# Honey tastes like cinnamon! What madness is this?



## Ambassador (Mar 30, 2012)

First harvest of the year yesterday and my honey both smells and tastes like somebody added cinnamon to it. It has a pleasant, spicy, warm flavor that everyone helping extract agreed tasted like cinnamon. What would be plant source for this flavor? My hives are in the same location as last year ("wildflowers" in a hay field with a fair amount of clover.) The only difference this year being I had them at home a few more weeks than usual before putting them out on site and we live in the woods with a large predominance of oak trees. Any thoughts?


----------



## tech.35058 (Jul 29, 2013)

Were the oak trees in bloom when the bees were there?
I doubt this is the case, but it seems like I read something about "( poisonous honey)" once long ago.
Lab analysis of the pollen in the honey can trace back to the source plant, but I think it is (maybe $200 per sample?) too expensive for normal stuff. It would be interesting to know. CE


----------



## Branman (Aug 20, 2003)

Mine tastes exactly like cinnamon too


----------



## DerTiefster (Oct 27, 2016)

Not to be too terribly simple-minded, but what do you use to dust your hives for ants?
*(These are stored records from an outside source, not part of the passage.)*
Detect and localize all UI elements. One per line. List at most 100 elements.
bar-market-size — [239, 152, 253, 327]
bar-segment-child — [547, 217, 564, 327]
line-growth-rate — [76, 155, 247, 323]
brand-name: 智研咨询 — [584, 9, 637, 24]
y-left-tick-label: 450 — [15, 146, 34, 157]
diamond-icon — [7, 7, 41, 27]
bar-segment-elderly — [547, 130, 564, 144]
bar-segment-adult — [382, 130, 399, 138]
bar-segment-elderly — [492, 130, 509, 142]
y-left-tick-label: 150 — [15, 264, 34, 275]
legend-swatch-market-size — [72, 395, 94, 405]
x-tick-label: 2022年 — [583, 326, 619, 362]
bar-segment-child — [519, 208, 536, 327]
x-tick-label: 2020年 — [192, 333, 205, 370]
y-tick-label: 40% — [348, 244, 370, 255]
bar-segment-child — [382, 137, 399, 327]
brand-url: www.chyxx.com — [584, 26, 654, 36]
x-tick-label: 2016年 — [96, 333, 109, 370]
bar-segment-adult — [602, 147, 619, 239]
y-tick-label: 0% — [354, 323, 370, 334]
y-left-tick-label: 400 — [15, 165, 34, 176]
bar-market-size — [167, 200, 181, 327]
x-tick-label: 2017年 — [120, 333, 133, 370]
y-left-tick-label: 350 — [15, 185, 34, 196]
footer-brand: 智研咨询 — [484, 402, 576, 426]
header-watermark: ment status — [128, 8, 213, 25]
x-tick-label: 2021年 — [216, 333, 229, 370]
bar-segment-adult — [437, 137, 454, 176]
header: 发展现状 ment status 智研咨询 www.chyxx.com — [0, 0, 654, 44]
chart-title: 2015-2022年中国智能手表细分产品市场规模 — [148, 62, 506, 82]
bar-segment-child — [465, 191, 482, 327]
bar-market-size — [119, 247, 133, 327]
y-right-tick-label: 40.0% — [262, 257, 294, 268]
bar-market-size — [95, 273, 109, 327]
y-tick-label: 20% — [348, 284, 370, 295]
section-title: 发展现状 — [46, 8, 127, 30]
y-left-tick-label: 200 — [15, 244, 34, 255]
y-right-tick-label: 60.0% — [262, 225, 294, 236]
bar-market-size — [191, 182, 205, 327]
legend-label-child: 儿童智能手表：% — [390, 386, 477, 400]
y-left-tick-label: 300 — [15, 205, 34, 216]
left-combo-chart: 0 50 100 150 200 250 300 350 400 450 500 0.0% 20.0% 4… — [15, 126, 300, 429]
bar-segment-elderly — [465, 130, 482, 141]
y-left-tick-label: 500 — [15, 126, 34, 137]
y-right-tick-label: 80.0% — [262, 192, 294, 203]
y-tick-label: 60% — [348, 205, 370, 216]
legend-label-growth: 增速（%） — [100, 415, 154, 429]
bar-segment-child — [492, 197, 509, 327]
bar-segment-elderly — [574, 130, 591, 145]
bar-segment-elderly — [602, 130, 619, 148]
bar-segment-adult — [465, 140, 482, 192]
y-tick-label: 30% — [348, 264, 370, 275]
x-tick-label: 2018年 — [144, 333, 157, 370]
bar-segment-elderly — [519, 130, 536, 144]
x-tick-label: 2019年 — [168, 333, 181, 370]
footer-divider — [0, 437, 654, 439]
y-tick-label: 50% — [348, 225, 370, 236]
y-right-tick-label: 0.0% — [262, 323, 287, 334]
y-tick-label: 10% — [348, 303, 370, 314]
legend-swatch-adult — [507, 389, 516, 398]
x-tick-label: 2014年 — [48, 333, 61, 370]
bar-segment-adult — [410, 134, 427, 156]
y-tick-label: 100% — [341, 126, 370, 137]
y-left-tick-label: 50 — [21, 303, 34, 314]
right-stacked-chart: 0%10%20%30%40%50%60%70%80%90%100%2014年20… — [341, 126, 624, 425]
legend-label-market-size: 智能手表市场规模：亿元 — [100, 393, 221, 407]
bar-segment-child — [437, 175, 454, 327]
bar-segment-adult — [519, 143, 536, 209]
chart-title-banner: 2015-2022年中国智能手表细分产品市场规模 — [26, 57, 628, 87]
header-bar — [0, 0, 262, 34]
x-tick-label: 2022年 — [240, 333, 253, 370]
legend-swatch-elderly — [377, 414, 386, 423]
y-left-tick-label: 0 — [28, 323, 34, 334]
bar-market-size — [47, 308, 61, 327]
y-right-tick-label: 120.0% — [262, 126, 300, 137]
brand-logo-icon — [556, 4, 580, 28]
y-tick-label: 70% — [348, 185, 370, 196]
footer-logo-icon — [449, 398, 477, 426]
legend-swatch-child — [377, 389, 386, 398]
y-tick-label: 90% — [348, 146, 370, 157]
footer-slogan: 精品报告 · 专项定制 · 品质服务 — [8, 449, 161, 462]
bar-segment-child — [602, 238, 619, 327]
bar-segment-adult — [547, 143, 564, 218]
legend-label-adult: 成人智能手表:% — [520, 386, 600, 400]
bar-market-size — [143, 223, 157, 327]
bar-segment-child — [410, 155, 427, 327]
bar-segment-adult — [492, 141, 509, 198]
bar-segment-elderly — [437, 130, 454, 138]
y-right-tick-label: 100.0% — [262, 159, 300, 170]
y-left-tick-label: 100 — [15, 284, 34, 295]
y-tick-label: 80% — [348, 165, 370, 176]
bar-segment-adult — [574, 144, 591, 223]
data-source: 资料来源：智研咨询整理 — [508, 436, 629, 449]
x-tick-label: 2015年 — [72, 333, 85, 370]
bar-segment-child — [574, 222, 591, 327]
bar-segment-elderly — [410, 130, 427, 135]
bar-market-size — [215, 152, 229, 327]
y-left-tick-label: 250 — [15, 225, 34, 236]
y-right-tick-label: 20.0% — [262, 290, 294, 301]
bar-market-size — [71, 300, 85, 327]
The bees don't necessarily wipe their feet before moving up into the supers.

(Many people use powdered cinnamon to repel ants.)


----------



## SS Auck (May 8, 2015)

My honey tasted like cinnamon this year but it was because the wife used an old mason jar that had Russian tea in it. which had cinnamon in it.


----------



## Ambassador (Mar 30, 2012)

DerTiefster said:


> Not to be too terribly simple-minded, but what do you use to dust your hives for ants? The bees don't necessarily wipe their feet before moving up into the supers.
> 
> (Many people use powdered cinnamon to repel ants.)


Nope. I've never used cinnamon for ant control. Just the occasional salt water from a spray bottle around he base of the hives seems to keep them in check. I appreciate the thought though as that would explain it. Must be something blooming that has a similar flavor.


----------